‘’Comment la Chine écrit son histoire’’ | Délégitimer le récit fondateur chinois, un premier jalon vers la guerre
On aura beau dire de la Chine, en particulier de ses ambitions maritimes et de la pression exercée sur les nations riveraines en Mer de Chine du Sud, et qui n’a rien de nouveau, elle n’a jamais imposé à ses partenaires dans le monde, contrairement aux Occidentaux, de normes juridiques ou politiques particulières masquant des motivations inavouées. Et en ce sens, elle constitue une alternative précieuse pour tous ceux qui pensent que la Mondialisation ne saurait constituer le prétexte commode à l’aliénation de la souveraineté au moins nominale des nations.
Dr Mounir Hanablia *
Ce livre soulève d’abord une question. Qu’est-ce, être Chinois? Si on s’en réfère à l’Histoire, c’est appartenir à l’ethnie Hane, en habitant le pays limité au nord par le fleuve jaune et qui est traversé au sud par le Yang Tsé. C’est obéir à une administration composée de lettrés admis dans leurs charges sur concours et chargée d’appliquer les normes juridiques, éthiques, esthétiques, sociales, tirées de l’enseignement de Confucius; au nom de l’autorité d’un empereur nommé fils du ciel, auquel tout autre pouvoir politique lui doit dès lors hommage, par le biais d’un tribut. Cette organisation de l’État en découlant en a assuré la pérennité, malgré la conquête du pays par des peuplades étrangères qualifiées de barbares, en règle nomades pastorales issues des steppes, qui l’ont conservée afin de l’utiliser à leur profit.
Processus d’unification
L’influence étrangère a donc toujours été présente, pas toujours issue d’un droit de conquête, dont la plus remarquable a été l’implantation et l’assimilation du Bouddhisme, issu de l’Inde, qui a profondément imprégné l’âme chinoise sur le plan mystique, les normes sociales étant issues de l’enseignement de Confucius.

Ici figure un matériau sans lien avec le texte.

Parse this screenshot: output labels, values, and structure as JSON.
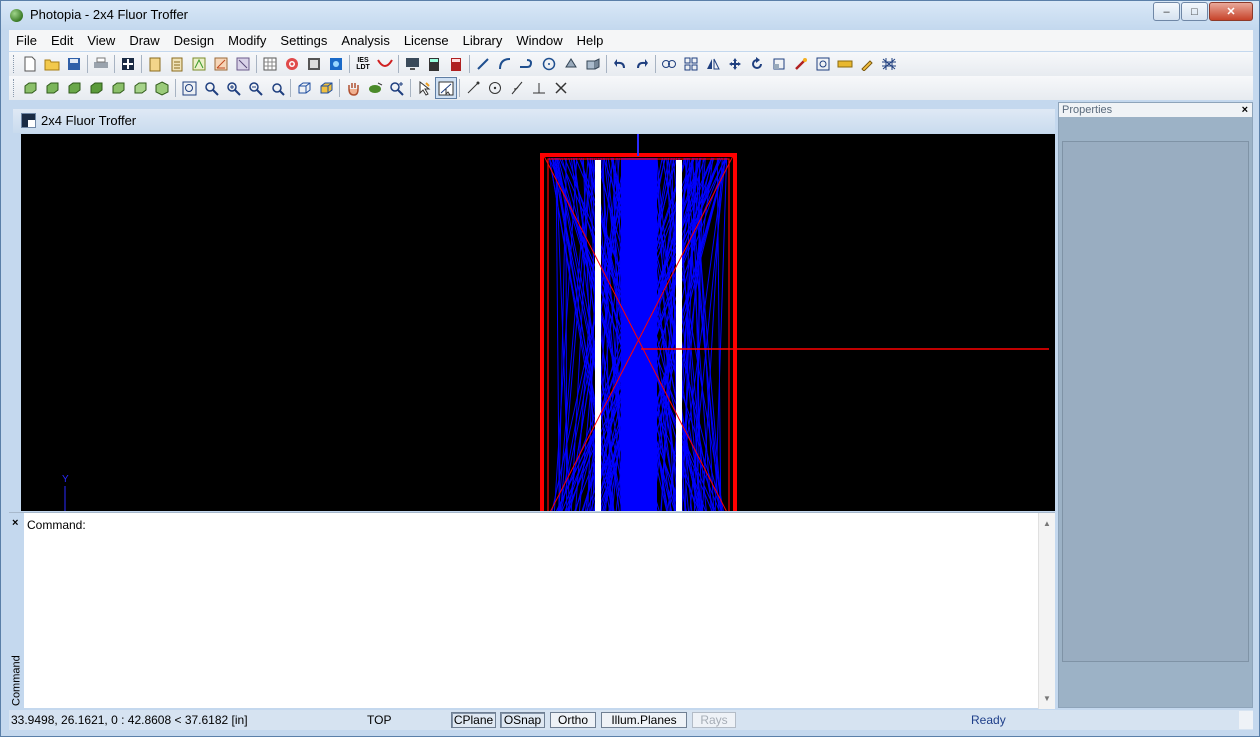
{
  "window": {
    "title": "Photopia - 2x4 Fluor Troffer",
    "minimize_label": "–",
    "maximize_label": "□",
    "close_label": "✕"
  },
  "menu": [
    "File",
    "Edit",
    "View",
    "Draw",
    "Design",
    "Modify",
    "Settings",
    "Analysis",
    "License",
    "Library",
    "Window",
    "Help"
  ],
  "toolbar1": {
    "icons": [
      "new-file-icon",
      "open-folder-icon",
      "save-icon",
      "print-icon",
      "layers-icon",
      "report-icon",
      "notes-icon",
      "photometric-icon",
      "angle-icon",
      "material-icon",
      "grid-icon",
      "target-icon",
      "shade-icon",
      "render-icon",
      "ies-ldt-icon",
      "curve-icon",
      "monitor-icon",
      "calculator-icon",
      "calculator-red-icon",
      "line-icon",
      "arc-icon",
      "polyline-icon",
      "circle-icon",
      "rotate-3d-icon",
      "extrude-icon",
      "undo-icon",
      "redo-icon",
      "link-icon",
      "array-icon",
      "mirror-icon",
      "move-icon",
      "rotate-icon",
      "scale-icon",
      "wand-icon",
      "focus-icon",
      "ruler-icon",
      "edit-icon",
      "mesh-icon"
    ],
    "ies_label": "IES LDT"
  },
  "toolbar2": {
    "icons": [
      "view-iso-1-icon",
      "view-iso-2-icon",
      "view-iso-3-icon",
      "view-iso-4-icon",
      "view-iso-5-icon",
      "view-iso-6-icon",
      "view-iso-7-icon",
      "zoom-extents-icon",
      "zoom-window-icon",
      "zoom-in-icon",
      "zoom-out-icon",
      "zoom-previous-icon",
      "cube-wire-icon",
      "cube-solid-icon",
      "pan-hand-icon",
      "orbit-icon",
      "zoom-realtime-icon",
      "select-pointer-icon",
      "select-window-icon",
      "snap-end-icon",
      "snap-center-icon",
      "snap-tangent-icon",
      "snap-perpendicular-icon",
      "snap-intersection-icon"
    ],
    "active_icon": "select-window-icon"
  },
  "document": {
    "title": "2x4 Fluor Troffer"
  },
  "viewport": {
    "background": "#000000",
    "y_axis_label": "Y",
    "colors": {
      "frame": "#ff0000",
      "rays": "#0000ff",
      "lamp": "#ffffff"
    }
  },
  "properties": {
    "title": "Properties",
    "close_label": "×"
  },
  "command": {
    "close_label": "×",
    "prompt": "Command:",
    "side_label": "Command"
  },
  "status": {
    "coords": "33.9498, 26.1621, 0 : 42.8608 < 37.6182 [in]",
    "view": "TOP",
    "buttons": [
      {
        "label": "CPlane",
        "state": "on"
      },
      {
        "label": "OSnap",
        "state": "on"
      },
      {
        "label": "Ortho",
        "state": "off"
      },
      {
        "label": "Illum.Planes",
        "state": "off"
      },
      {
        "label": "Rays",
        "state": "disabled"
      }
    ],
    "ready": "Ready"
  }
}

Mais ce processus d’unification n’a pas été inné, et en dehors de l’époque impériale proprement dite, autochtone ou barbare, le pays a souvent été divisé en royaumes rivaux en lutte les uns contre les autres, comme par exemple du temps des Yuan mongols au nord et des Song han au Sud. Mais c’est sous les Mandchous, des barbares selon les normes chinoises, venus des steppes du nord au confins de la Sibérie et qui ont renversé la dynastie nationale Ming en 1644, que la Chine a acquis la plus grande partie des territoires en sa possession à l’époque moderne, le Xinjiang, le Tibet, et la Mongolie, habités par des populations non chinoises, même si sous la pression russe, elle a perdu la Mongolie Extérieure et une partie de la Mandchourie.
Le paradoxe chinois
Il ne faut pas oublier que la dynastie mandchoue vers 1750 a résolu définitivement la question du danger turco-mongol venu de la steppe en exterminant les Dzoungars, un peuple pourtant bouddhiste, grâce à l’usage de canons et d’armes à feu.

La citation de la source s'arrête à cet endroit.